La réponse est « oui ». Les publications examinées par les pairs sont un élément essentiel de la recherche, qui est elle-même une composante clé de l’innovation. Cependant, le nombre de publications ne fournit essentiellement qu’une indication quantitative de la production de recherche, et une mesure seulement partielle de sa qualité, car ces publications ne sont évaluées que par une poignée de pairs. Il ne reflète pas bien l’utilité ou l’impact de la recherche3. L’un des moyens de remédier à cette lacune est d’examiner le nombre de citations, qui donne une indication de l’influence qu’a un article, et la recherche sur laquelle il repose, sur les travaux menés ultérieurement. L’hypothèse sous-jacente est que les articles les plus fréquemment cités ont généré de nouvelles idées que la communauté des chercheurs a trouvées intéressantes ou qui sont plus utiles pour les autres chercheurs ou innovateurs.
Hélas, les données qui permettraient de comparer le nombre de citations entre les provinces et les pays du classement ne sont pas facilement disponibles. Les précédents bilans sur l’innovation montrent que le Canada s’en sort relativement bien par rapport aux pays de comparaison en ce qui concerne l’indice des articles les plus cités, mais les données sur la performance de provinces sont toujours en cours de préparation.

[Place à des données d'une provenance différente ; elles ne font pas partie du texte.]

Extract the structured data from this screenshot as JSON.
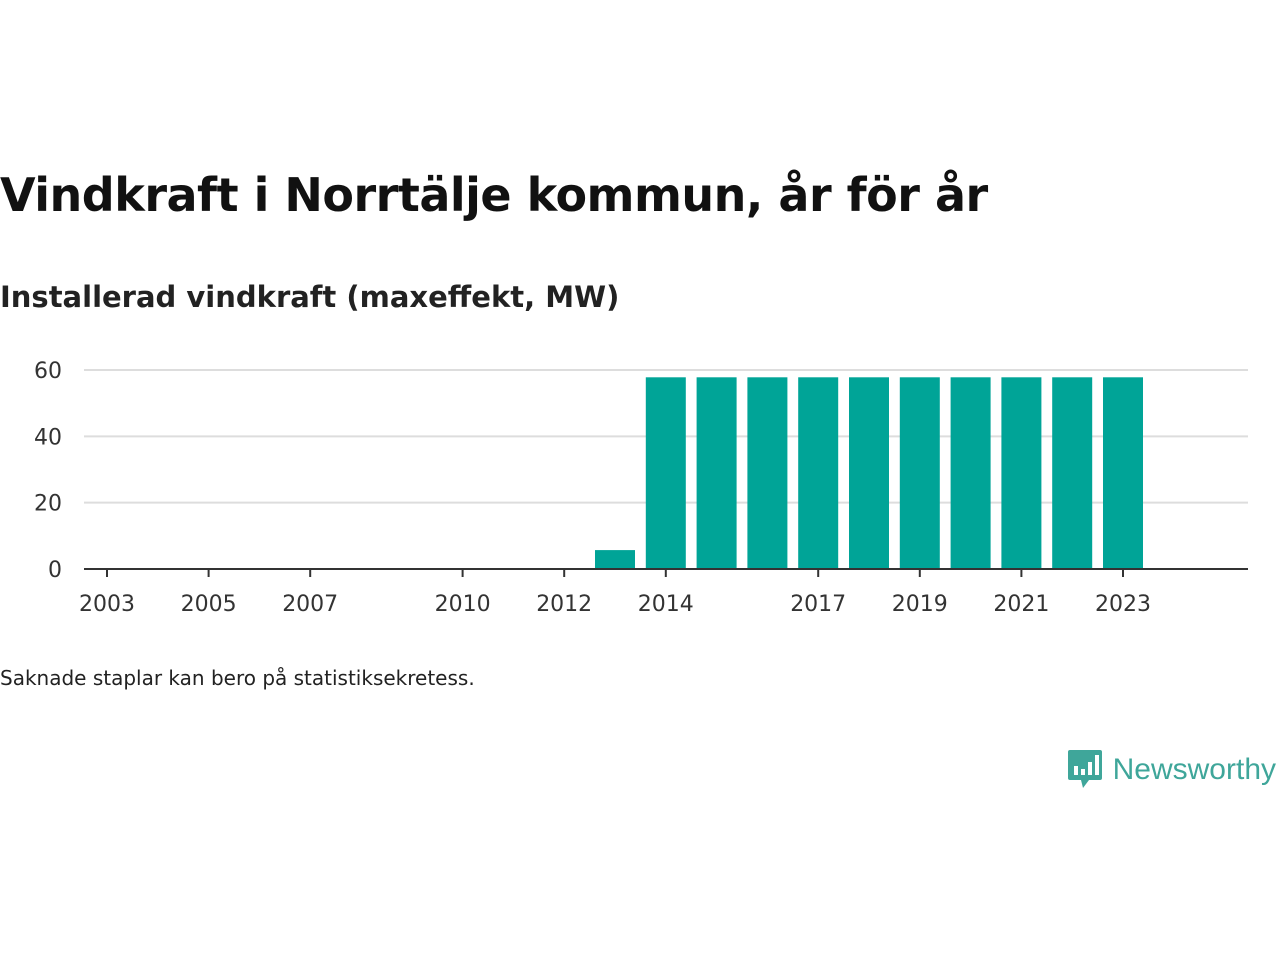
{
  "header": {
    "title": "Vindkraft i Norrtälje kommun, år för år",
    "subtitle": "Installerad vindkraft (maxeffekt, MW)"
  },
  "footer": {
    "note": "Saknade staplar kan bero på statistiksekretess.",
    "brand": "Newsworthy",
    "logo_icon": "bar-chart-speech-bubble-icon"
  },
  "colors": {
    "bar": "#00a497",
    "grid": "#dddddd",
    "axis": "#333333",
    "tick_text": "#333333",
    "brand": "#3fa69a"
  },
  "chart_data": {
    "type": "bar",
    "categories": [
      "2003",
      "2004",
      "2005",
      "2006",
      "2007",
      "2008",
      "2009",
      "2010",
      "2011",
      "2012",
      "2013",
      "2014",
      "2015",
      "2016",
      "2017",
      "2018",
      "2019",
      "2020",
      "2021",
      "2022",
      "2023"
    ],
    "values": [
      null,
      null,
      null,
      null,
      null,
      null,
      null,
      null,
      0.3,
      0.3,
      5.7,
      57.8,
      57.8,
      57.8,
      57.8,
      57.8,
      57.8,
      57.8,
      57.8,
      57.8,
      57.8
    ],
    "x_tick_labels": [
      "2003",
      "2005",
      "2007",
      "2010",
      "2012",
      "2014",
      "2017",
      "2019",
      "2021",
      "2023"
    ],
    "y_ticks": [
      "0",
      "20",
      "40",
      "60"
    ],
    "ylim": [
      0,
      60
    ],
    "grid": true,
    "legend": "none"
  }
}
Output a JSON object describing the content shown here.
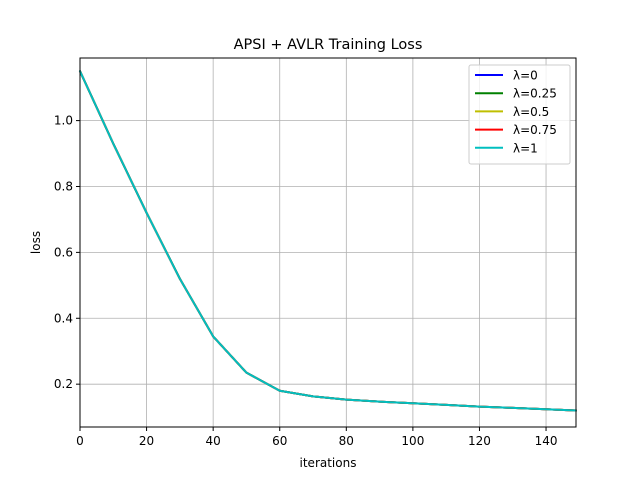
{
  "chart_data": {
    "type": "line",
    "title": "APSI + AVLR Training Loss",
    "xlabel": "iterations",
    "ylabel": "loss",
    "xlim": [
      0,
      149
    ],
    "ylim": [
      0.07,
      1.19
    ],
    "x_ticks": [
      0,
      20,
      40,
      60,
      80,
      100,
      120,
      140
    ],
    "y_ticks": [
      0.2,
      0.4,
      0.6,
      0.8,
      1.0
    ],
    "y_tick_labels": [
      "0.2",
      "0.4",
      "0.6",
      "0.8",
      "1.0"
    ],
    "grid": true,
    "legend_position": "top-right",
    "x": [
      0,
      10,
      20,
      30,
      40,
      50,
      60,
      70,
      80,
      90,
      100,
      110,
      120,
      130,
      140,
      149
    ],
    "series": [
      {
        "name": "λ=0",
        "color": "#0000ff",
        "values": [
          1.15,
          0.93,
          0.72,
          0.52,
          0.345,
          0.235,
          0.18,
          0.163,
          0.153,
          0.147,
          0.142,
          0.137,
          0.132,
          0.128,
          0.124,
          0.12
        ]
      },
      {
        "name": "λ=0.25",
        "color": "#008000",
        "values": [
          1.15,
          0.93,
          0.72,
          0.52,
          0.345,
          0.235,
          0.18,
          0.163,
          0.153,
          0.147,
          0.142,
          0.137,
          0.132,
          0.128,
          0.124,
          0.12
        ]
      },
      {
        "name": "λ=0.5",
        "color": "#bfbf00",
        "values": [
          1.15,
          0.93,
          0.72,
          0.52,
          0.345,
          0.235,
          0.18,
          0.163,
          0.153,
          0.147,
          0.142,
          0.137,
          0.132,
          0.128,
          0.124,
          0.12
        ]
      },
      {
        "name": "λ=0.75",
        "color": "#ff0000",
        "values": [
          1.15,
          0.93,
          0.72,
          0.52,
          0.345,
          0.235,
          0.18,
          0.163,
          0.153,
          0.147,
          0.142,
          0.137,
          0.132,
          0.128,
          0.124,
          0.12
        ]
      },
      {
        "name": "λ=1",
        "color": "#00bfbf",
        "values": [
          1.15,
          0.93,
          0.72,
          0.52,
          0.345,
          0.235,
          0.18,
          0.163,
          0.153,
          0.147,
          0.142,
          0.137,
          0.132,
          0.128,
          0.124,
          0.12
        ]
      }
    ]
  }
}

1 Comité d’experts sur l’état de la science et de la technologie au Canada. L’état de la science et de la technologie au Canada, 2012, Ottawa, Conseil des académies canadiennes, 2012, p. 38.

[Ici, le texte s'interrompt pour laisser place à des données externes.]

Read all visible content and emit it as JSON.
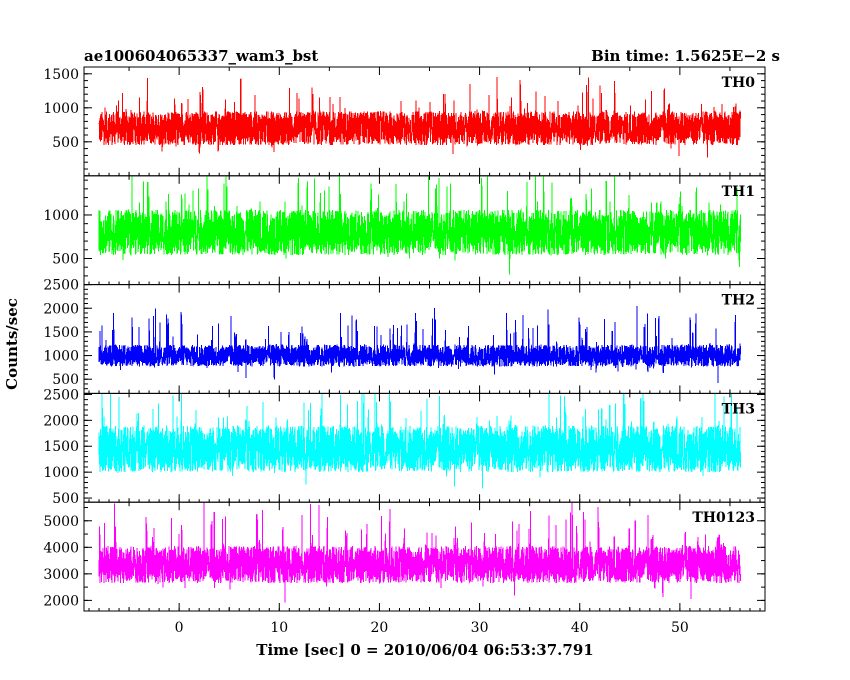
{
  "chart_data": {
    "type": "line",
    "title": "ae100604065337_wam3_bst",
    "bin_time_label": "Bin time: 1.5625E−2 s",
    "xlabel": "Time [sec] 0 = 2010/06/04 06:53:37.791",
    "ylabel": "Counts/sec",
    "xlim": [
      -9.5,
      58.5
    ],
    "xticks": [
      0,
      10,
      20,
      30,
      40,
      50
    ],
    "x_range": [
      -8,
      56
    ],
    "panels": [
      {
        "name": "TH0",
        "color": "#ff0000",
        "ylim": [
          0,
          1600
        ],
        "yticks": [
          500,
          1000,
          1500
        ],
        "baseline": 700,
        "noise": 250,
        "spike": 400,
        "floor": 20
      },
      {
        "name": "TH1",
        "color": "#00ff00",
        "ylim": [
          200,
          1450
        ],
        "yticks": [
          500,
          1000
        ],
        "baseline": 800,
        "noise": 260,
        "spike": 400,
        "floor": 220
      },
      {
        "name": "TH2",
        "color": "#0000ff",
        "ylim": [
          200,
          2500
        ],
        "yticks": [
          500,
          1000,
          1500,
          2000,
          2500
        ],
        "baseline": 1000,
        "noise": 230,
        "spike": 600,
        "floor": 250
      },
      {
        "name": "TH3",
        "color": "#00ffff",
        "ylim": [
          420,
          2520
        ],
        "yticks": [
          500,
          1000,
          1500,
          2000,
          2500
        ],
        "baseline": 1450,
        "noise": 450,
        "spike": 700,
        "floor": 450
      },
      {
        "name": "TH0123",
        "color": "#ff00ff",
        "ylim": [
          1600,
          5700
        ],
        "yticks": [
          2000,
          3000,
          4000,
          5000
        ],
        "baseline": 3350,
        "noise": 700,
        "spike": 1300,
        "floor": 1650
      }
    ]
  }
}
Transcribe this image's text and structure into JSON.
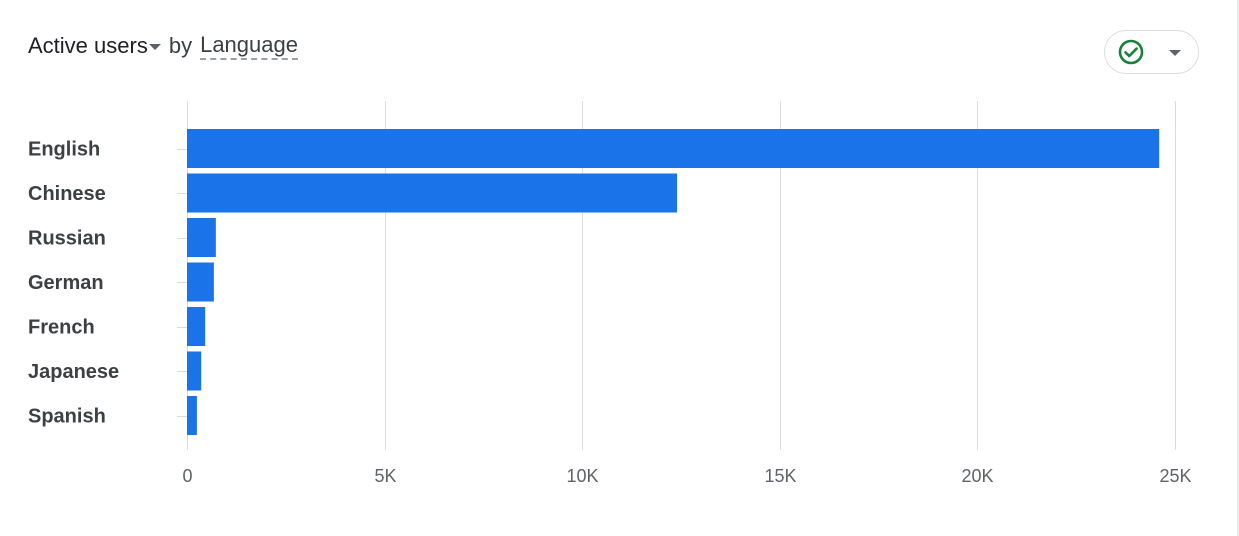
{
  "header": {
    "metric": "Active users",
    "by": "by",
    "dimension": "Language"
  },
  "status": {
    "icon": "check-circle-icon",
    "color": "#188038"
  },
  "chart_data": {
    "type": "bar",
    "orientation": "horizontal",
    "categories": [
      "English",
      "Chinese",
      "Russian",
      "German",
      "French",
      "Japanese",
      "Spanish"
    ],
    "values": [
      24600,
      12400,
      730,
      680,
      460,
      360,
      250
    ],
    "xlim": [
      0,
      25000
    ],
    "ticks": [
      0,
      5000,
      10000,
      15000,
      20000,
      25000
    ],
    "tick_labels": [
      "0",
      "5K",
      "10K",
      "15K",
      "20K",
      "25K"
    ],
    "grid": "vertical",
    "bar_color": "#1a73e8",
    "title": "",
    "xlabel": "",
    "ylabel": ""
  }
}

2 Institut de la statistique du Québec. Définition(s).
3 Comité d’experts sur l’état de la science et de la technologie au Canada. L’état de la science et de la technologie au Canada, 2012, Ottawa, Conseil des académies canadiennes, 2012, p. 48.
Nombre de publications académiques en sciences naturelles et génie rédigées par un ou plusieurs auteurs et examinées par des pairs par tranche d’un million d’habitants.
Note : Les données affichées sur cette page datent de septembre 2015.